Persons with disabilities and their family members encounter multiple barriers to accessing medication. These barriers include unaffordable medications, no transportation and the inability to leave home due to curfews, and loss or lack of personal assistance services.
In response to this shocking news, the International Disability Alliance and our members quickly adjusted our working methods and priorities. At the very outset of the global pandemic, we joined efforts with the International Disability and Development Consortium to establish a task force to bring an inclusive response to the crisis. We established two working groups on ‘Advocacy and Human Rights Violations’ and ‘Communications and Media Outreach’. Our strategic response was built on four main pillars:
1. Collecting and widely publishing quantitative and qualitative data on the experiences of persons with disabilities.
We joined with six key partners to shape the COVID-19 Disability Rights Monitor and conduct a global survey in 22 languages. The Voices of Persons with Disabilities during the Pandemic is another initiative by the IDA secretariat to publish stories from persons with disabilities and their family members sharing their experiences.
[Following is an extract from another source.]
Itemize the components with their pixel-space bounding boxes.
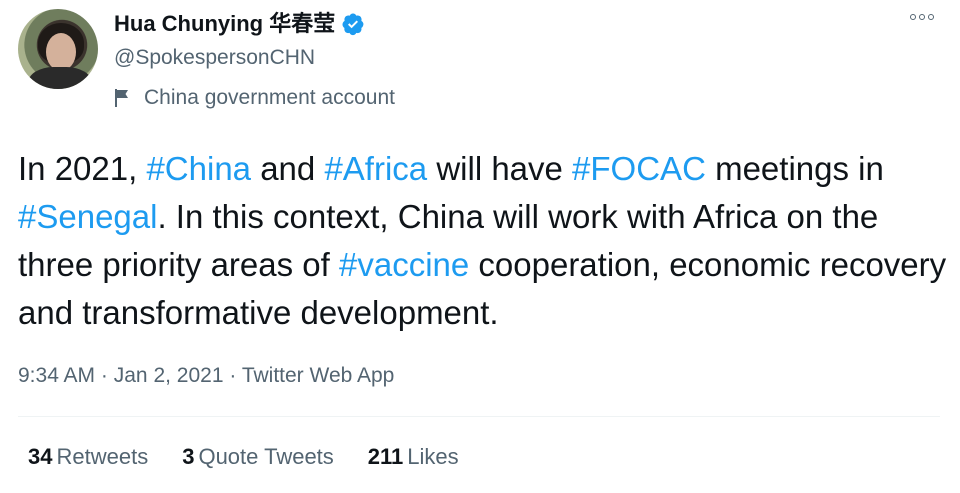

2. Providing a safe and interactive platform for persons with disabilities and disability rights advocates to exchange their experiences, coping mechanisms and achievements worldwide. For this purpose, we ran accessible discussions on Facebook Live in different time zones and languages. In addition, we organised webinars for under-represented groups such as women and youth with disabilities.
3. Advocating for change. As the global representative of persons with disabilities and their organisations, in collaboration with the IDDC the IDA used its unique status to influence the global approach to disability in addressing the pandemic. For this purpose, we implemented three global campaigns, starting with an Accessibility Campaign, then switched to an End-Discrimination Campaign, and ended with a campaign on Rebuilding a More Inclusive Future for All, simultaneously with the High-Level Political Forum 2020. In particular, we submitted two letters to the World Health Organization: the first to express our deepest concern about discriminatory triage protocols and to urge the WHO to take immediate measures to ensure equal rights and dignity for persons with disabilities. This public request played a significant role in drawing the attention of the head of the WHO and many other key global actors to the issue and to direct and explicit condemnation of any such discriminations.
The second letter was submitted as a part of our Accessibility Campaign in which we requested that the WHO along with other UN bodies ensure that information and communication included and was accessible to persons with disabilities. Shortly after we submitted this letter, the WHO started providing live captioning on its global briefings that facilitated access for hard of hearing persons. Another example was our joint statement for the World Health Assembly and our reaction to the final resolution of the assembly welcoming the positive points and highlighting the gaps.
4. Building capacity and informing government officials about disability-inclusive COVID-19 responses. As an example, we organised a series of webinars exclusively designed for government officials to discuss different areas of concern for persons with disabilities during the pandemic, introducing practical, feasible steps to address them. In particular, we invited disability-inclusion experts to brief participants about their obligations towards persons with disabilities to ensure their equal access to healthcare services and information and how to fulfill those obligations.
The IDA continues to monitor the situation of persons with disabilities in different phases of the pandemic, including reopening and the new normal, as well as second waves in several countries. We continue to collect information and react to new developments. One particular challenge we expect regarding equal access to health care would arise when a vaccine is introduced globally. We are concerned that the new vaccine would be designed to provide immunity to the mainstream population without proper and equal consideration of the needs and limitations of different groups of persons with disabilities, in particular those with underlying health conditions or with more vulnerable immune systems.